Renal transplantation remains the best mode of renal replacement therapy for the patients suffering from end stage of renal disease. Allograft survivals from 10 years vary from 46% for deceased donor to 58% for living donor transplants. Luckily, an improvement in immunosuppression leads to declining rates of graft failure from acute humoral and cellular rejection. Graft loss from interstitial fibrosis and tubular atrophy, still remains ever difficult and 10 year graft failure rates has not changed over the last decade. When the grafts fail, indications for surgical elimination of the late rejecting graft includes development of acute on chronic rejection, graft malignancy, infection and the desire to wean immunosuppression. 


  • Intracapsular allograft nephrectomy (ICAN) facilitates the detection of the graft and that will provide reliable access to the renal hilum for secure vascular control.
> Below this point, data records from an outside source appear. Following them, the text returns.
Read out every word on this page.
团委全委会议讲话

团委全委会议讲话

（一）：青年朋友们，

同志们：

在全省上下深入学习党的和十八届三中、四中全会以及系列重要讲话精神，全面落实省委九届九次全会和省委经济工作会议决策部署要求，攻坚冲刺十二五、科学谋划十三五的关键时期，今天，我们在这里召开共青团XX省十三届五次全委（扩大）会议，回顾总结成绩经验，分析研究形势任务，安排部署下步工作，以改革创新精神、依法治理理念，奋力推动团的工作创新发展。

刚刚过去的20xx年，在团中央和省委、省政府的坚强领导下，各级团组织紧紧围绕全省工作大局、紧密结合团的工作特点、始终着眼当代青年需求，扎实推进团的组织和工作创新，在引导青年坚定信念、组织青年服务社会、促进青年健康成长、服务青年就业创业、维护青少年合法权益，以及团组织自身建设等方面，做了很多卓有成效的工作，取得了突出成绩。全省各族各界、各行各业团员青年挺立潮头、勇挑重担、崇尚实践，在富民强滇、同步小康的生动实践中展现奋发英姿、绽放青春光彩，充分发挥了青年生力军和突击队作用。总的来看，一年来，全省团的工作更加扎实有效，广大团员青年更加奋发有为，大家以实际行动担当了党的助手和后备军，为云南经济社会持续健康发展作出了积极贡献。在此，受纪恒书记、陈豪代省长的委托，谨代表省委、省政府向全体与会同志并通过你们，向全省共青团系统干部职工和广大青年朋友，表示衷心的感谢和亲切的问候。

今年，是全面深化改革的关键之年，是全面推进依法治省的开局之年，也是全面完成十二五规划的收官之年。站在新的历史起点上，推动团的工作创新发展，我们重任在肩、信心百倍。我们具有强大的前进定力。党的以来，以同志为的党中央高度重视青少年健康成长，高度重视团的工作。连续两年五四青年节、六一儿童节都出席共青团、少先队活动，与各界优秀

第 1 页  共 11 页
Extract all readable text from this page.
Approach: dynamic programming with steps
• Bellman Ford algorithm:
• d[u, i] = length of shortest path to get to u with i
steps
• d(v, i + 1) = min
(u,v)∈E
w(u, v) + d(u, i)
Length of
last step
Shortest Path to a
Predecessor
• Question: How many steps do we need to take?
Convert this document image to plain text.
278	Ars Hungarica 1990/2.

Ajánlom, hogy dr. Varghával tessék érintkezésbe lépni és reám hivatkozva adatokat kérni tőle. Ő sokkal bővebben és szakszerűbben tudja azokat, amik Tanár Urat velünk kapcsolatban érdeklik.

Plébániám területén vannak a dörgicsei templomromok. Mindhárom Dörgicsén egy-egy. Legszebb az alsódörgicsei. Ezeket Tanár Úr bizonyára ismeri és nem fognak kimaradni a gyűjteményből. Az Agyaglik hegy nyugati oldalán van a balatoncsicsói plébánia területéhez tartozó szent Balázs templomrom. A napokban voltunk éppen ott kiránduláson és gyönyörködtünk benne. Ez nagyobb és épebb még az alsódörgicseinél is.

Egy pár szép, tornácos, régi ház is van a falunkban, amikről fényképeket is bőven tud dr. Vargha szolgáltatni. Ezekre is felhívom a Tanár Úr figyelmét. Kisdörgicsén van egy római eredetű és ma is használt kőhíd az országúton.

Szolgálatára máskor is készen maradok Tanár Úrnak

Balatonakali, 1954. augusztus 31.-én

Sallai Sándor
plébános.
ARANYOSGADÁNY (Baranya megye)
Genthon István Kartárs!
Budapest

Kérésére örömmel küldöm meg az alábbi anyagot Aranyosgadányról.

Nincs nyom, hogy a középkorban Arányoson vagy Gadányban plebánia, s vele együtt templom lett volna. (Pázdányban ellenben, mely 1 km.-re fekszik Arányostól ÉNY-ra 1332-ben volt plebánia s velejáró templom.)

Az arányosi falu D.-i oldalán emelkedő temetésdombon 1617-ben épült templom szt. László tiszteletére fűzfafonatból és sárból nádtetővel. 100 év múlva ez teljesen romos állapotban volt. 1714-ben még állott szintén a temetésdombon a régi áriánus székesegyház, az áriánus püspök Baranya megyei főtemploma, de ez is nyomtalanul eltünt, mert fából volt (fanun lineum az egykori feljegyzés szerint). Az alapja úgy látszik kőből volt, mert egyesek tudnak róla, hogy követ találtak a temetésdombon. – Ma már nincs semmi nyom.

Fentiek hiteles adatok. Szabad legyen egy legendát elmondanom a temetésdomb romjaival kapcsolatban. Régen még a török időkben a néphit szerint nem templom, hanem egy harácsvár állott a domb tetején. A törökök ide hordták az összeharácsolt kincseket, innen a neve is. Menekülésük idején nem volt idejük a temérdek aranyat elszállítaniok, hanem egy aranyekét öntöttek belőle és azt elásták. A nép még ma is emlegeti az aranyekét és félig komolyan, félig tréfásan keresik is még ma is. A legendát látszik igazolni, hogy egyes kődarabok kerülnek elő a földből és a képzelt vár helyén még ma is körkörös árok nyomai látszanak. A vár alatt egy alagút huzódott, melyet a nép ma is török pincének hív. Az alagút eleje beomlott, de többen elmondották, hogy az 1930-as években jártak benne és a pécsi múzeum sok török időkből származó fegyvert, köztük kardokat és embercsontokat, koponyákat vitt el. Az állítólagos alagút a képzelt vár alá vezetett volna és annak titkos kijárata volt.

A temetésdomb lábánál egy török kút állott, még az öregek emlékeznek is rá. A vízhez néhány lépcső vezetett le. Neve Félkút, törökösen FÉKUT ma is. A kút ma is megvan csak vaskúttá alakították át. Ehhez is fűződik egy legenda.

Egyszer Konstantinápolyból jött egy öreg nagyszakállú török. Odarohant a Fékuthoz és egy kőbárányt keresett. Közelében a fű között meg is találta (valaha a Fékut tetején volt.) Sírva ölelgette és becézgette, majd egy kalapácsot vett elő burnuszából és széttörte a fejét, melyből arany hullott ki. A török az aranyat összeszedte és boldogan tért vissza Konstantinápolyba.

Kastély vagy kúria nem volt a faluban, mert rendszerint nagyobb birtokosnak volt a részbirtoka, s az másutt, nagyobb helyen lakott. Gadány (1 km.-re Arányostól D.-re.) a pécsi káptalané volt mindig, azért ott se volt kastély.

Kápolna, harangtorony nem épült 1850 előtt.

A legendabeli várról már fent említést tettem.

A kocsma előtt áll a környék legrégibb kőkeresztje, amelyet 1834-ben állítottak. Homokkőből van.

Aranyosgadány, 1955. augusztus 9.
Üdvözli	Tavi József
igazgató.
One main disadvantage of ICAN is a superior amount of donor tissue (capsule and urothelium) might be left in situ versus extracapsular allograft nephrectomy (ECAN), and this can leads to increase in allo-sensitization of the patient and compromise the probable for re-transplantation.


  • Initially the previous skin was cut and opened, and then the graft was identified. A capsulotomy was done and the plane in between the renal capsule and parenchyma developed by finger dissection till the hilum was identified.

  • At this stage, a vascular clamp was taken to secure the entire hilum. The perseverance of a robust femoral pulse was set by palpation after every stage of the procedure, and the graft was excised above the clamp.

  • The hilum was protected by a running continuous horizontal mattress 2.0 prolene suture instantly below the clamp, and releasing of the clamp was done.

  • A second running continuous suture is used to support the initial layer

  • An ECAN was done after entering the retroperitoneal space from the old transplant incision. The whole kidney was dissected out with total isolation of the ureter and the renal artery and vein.

  • These vascular structures are individually ligated and with heavy 0.0 or 1.0 silk sutures they need to divide.

  • The ureter is dissected out from the bladder and ligated with vicryl ties and separated instantly

above its insertion into the bladder.